Drôles de gens que ces gens là

 

Si je t’aime prends garde à toi.

Dépouillée des harmonies de Georges Bizet, la phrase de Carmen se pare d'autres connotations. Jeanne Béziers revisite le livret de Henri Meilhac et Ludovic Halévy, auquel elle adjoint les témoignages de résidentes du Relais des Possibles, foyer d’accueil sis à Aix-en-Provence.

Prends garde à toi ! instille ces récits de vie dans les émois et injonctions de la cigarettière de Séville. Don José le brigadier, Escamillo le toréro se confondent avec les H.P/P.N (Hommes Providentiels/Pervers Narcissiques) qui creusent les stigmates de Aïssatou ou Malika dont l'expression, révèle un vrai tempérament.
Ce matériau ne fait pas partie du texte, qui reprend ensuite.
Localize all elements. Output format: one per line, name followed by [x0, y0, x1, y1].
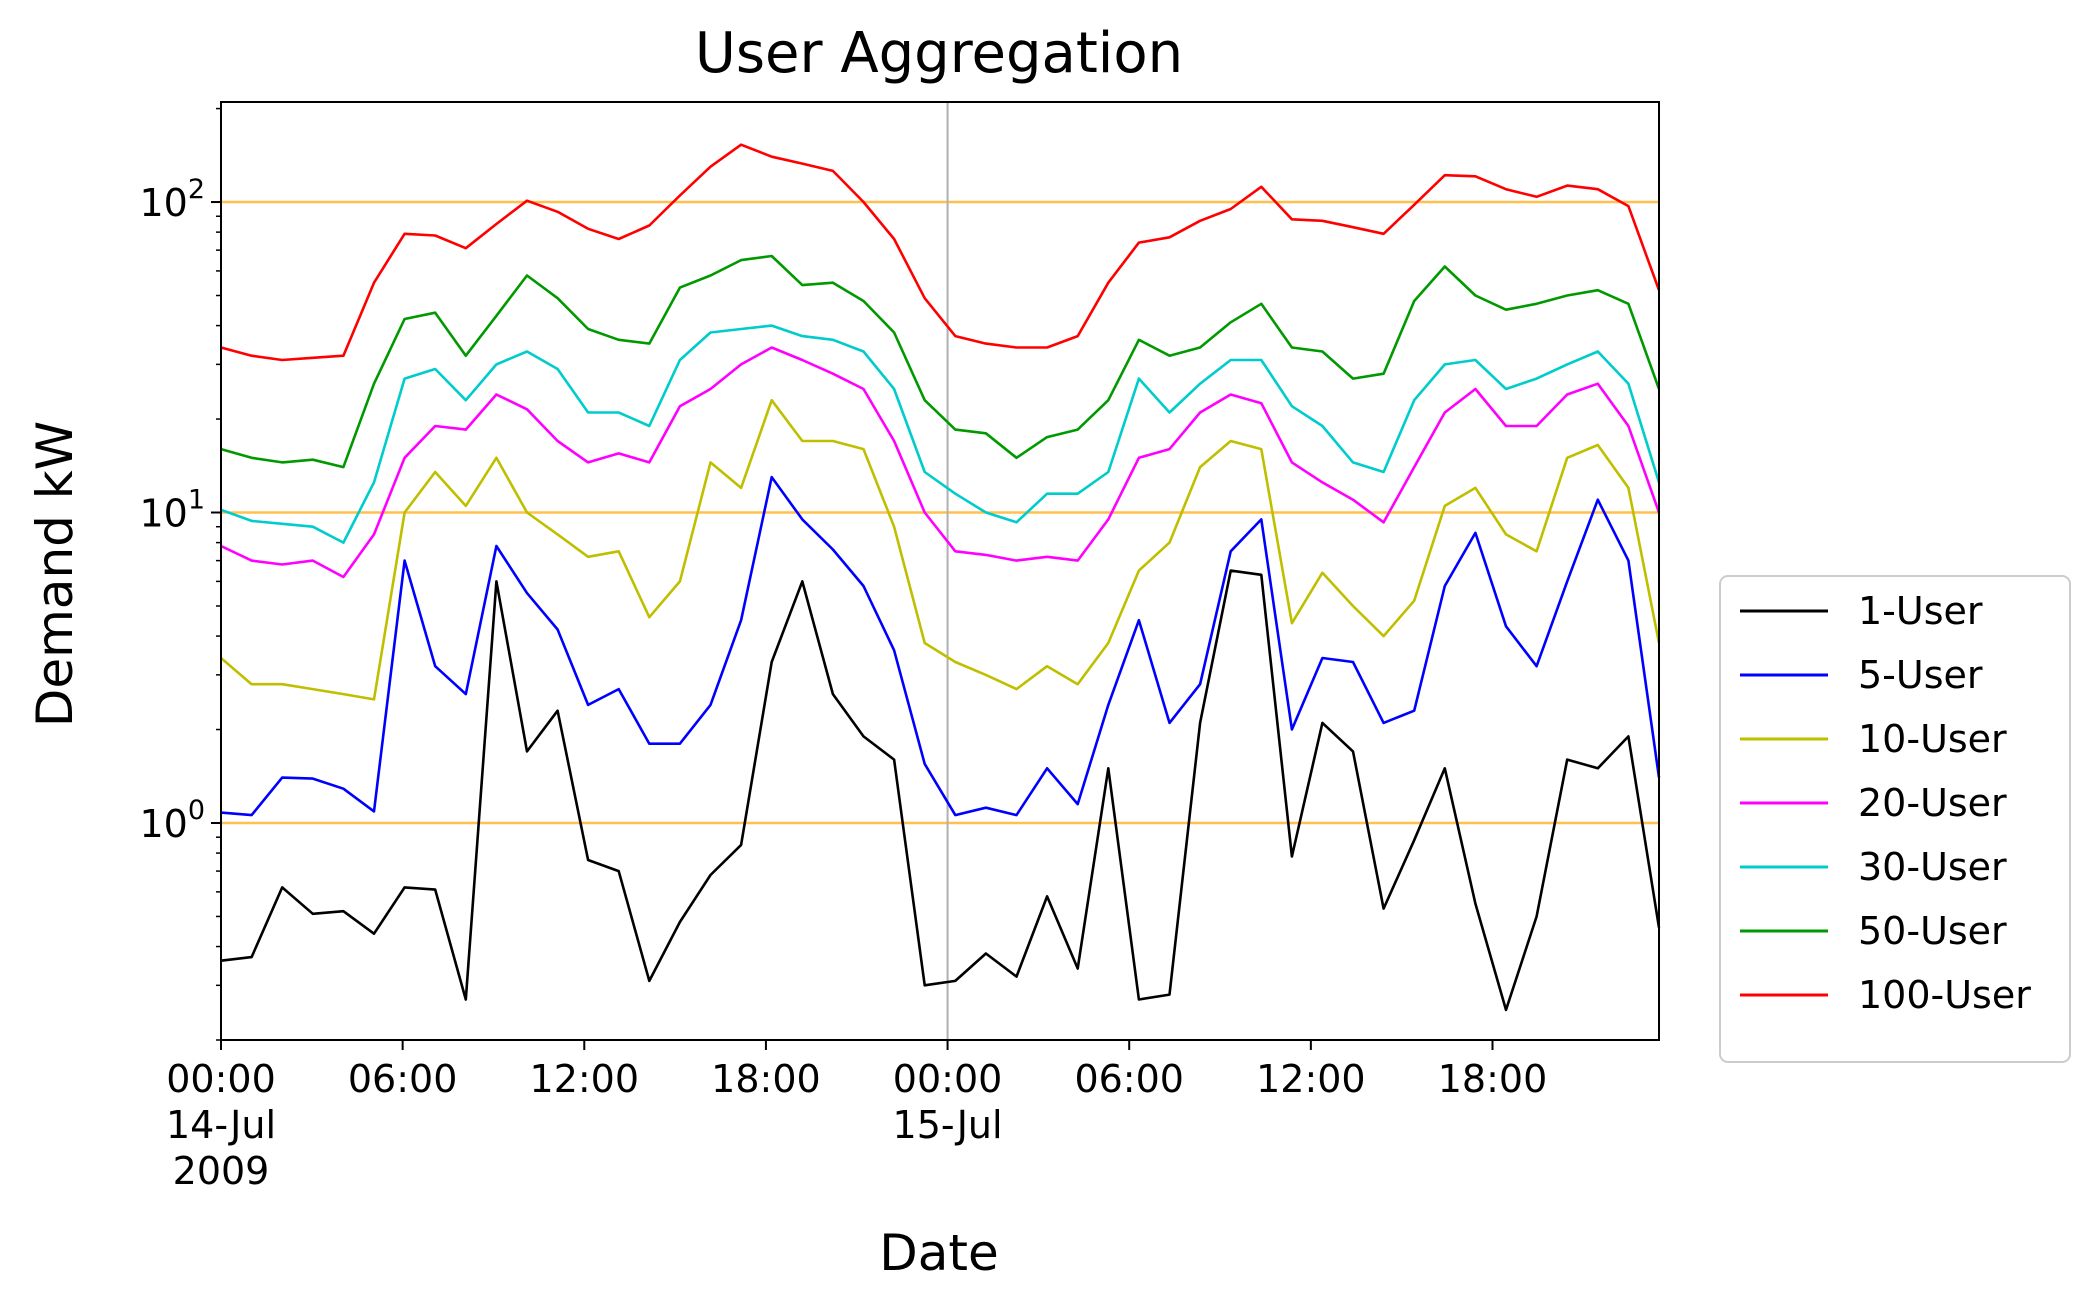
x-tick-label: 06:00: [348, 1057, 458, 1101]
series-line-50-user: [220, 254, 1661, 469]
y-tick-label: 102: [139, 174, 205, 225]
legend-label: 100-User: [1858, 973, 2031, 1017]
legend-frame: [1719, 575, 2071, 1063]
x-tick-label: 18:00: [711, 1057, 821, 1101]
series-line-1-user: [220, 569, 1661, 1012]
chart-title: User Aggregation: [695, 21, 1183, 86]
x-tick-label: 2009: [173, 1149, 270, 1193]
legend-label: 50-User: [1858, 909, 2007, 953]
x-axis-label: Date: [879, 1224, 999, 1282]
series-layer: [220, 143, 1661, 1012]
x-tick-label: 15-Jul: [893, 1103, 1003, 1147]
series-line-10-user: [220, 398, 1661, 701]
series-line-30-user: [220, 324, 1661, 544]
grid-layer: [221, 102, 1659, 1040]
x-tick-label: 14-Jul: [166, 1103, 276, 1147]
legend-label: 5-User: [1858, 653, 1983, 697]
x-tick-label: 00:00: [893, 1057, 1003, 1101]
series-line-20-user: [220, 346, 1661, 579]
plot-frame: [220, 101, 1660, 1041]
x-tick-label: 06:00: [1074, 1057, 1184, 1101]
x-tick-label: 12:00: [530, 1057, 640, 1101]
x-tick-label: 00:00: [166, 1057, 276, 1101]
legend-label: 30-User: [1858, 845, 2007, 889]
y-tick-label: 101: [139, 485, 205, 536]
series-line-100-user: [220, 143, 1661, 362]
legend-label: 20-User: [1858, 781, 2007, 825]
x-tick-label: 18:00: [1438, 1057, 1548, 1101]
x-tick-label: 12:00: [1256, 1057, 1366, 1101]
legend: 1-User 5-User 10-User 20-User 30-User 50-User…: [1719, 575, 2071, 1063]
series-line-5-user: [220, 475, 1661, 817]
y-axis-label: Demand kW: [26, 421, 84, 727]
y-tick-label: 100: [139, 795, 205, 846]
legend-label: 10-User: [1858, 717, 2007, 761]
legend-label: 1-User: [1858, 589, 1983, 633]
Jeanne Béziers travaille les airs de Carmen au prisme d’un piano, un embryon de batterie et un orgue de barbarie. Rompu à l’art lyrique et au théâtre musical, épaulée par le timbre tout aussi malléable de Isabelle Desmero, la chanteuse-metteure en scène organise une trame jalonnée de mélodies, d’apartés, de parlé-chanté.

S’il dote la proposition de la majesté gothique propre aux tragédies lyriques, le grand escalier qui domine le jardin du Musée Vouland,  introduit une patine glamour, héritée du music-hall. La tombée de la nuit enveloppe ce pasticcio engagé d’une splendeur vespérale que l’on ne retrouvera nulle part. Enfin, les costumes relèvent d’une distinction espiègle et surprenante.

Drôle de gens que ces gens là.

Une fois encore, Prends garde à toi ! souligne l’inusable modernité des chefs d’œuvre et distingue le regard singulier de Jeanne Béziers, qui martèle ses indignations sans se départir d'une dilection pour l'alchimie du chant et le bon usage des décalages.

Jardin du Musée Louis Vouland : 20h45, jusqu’au 21 juillet.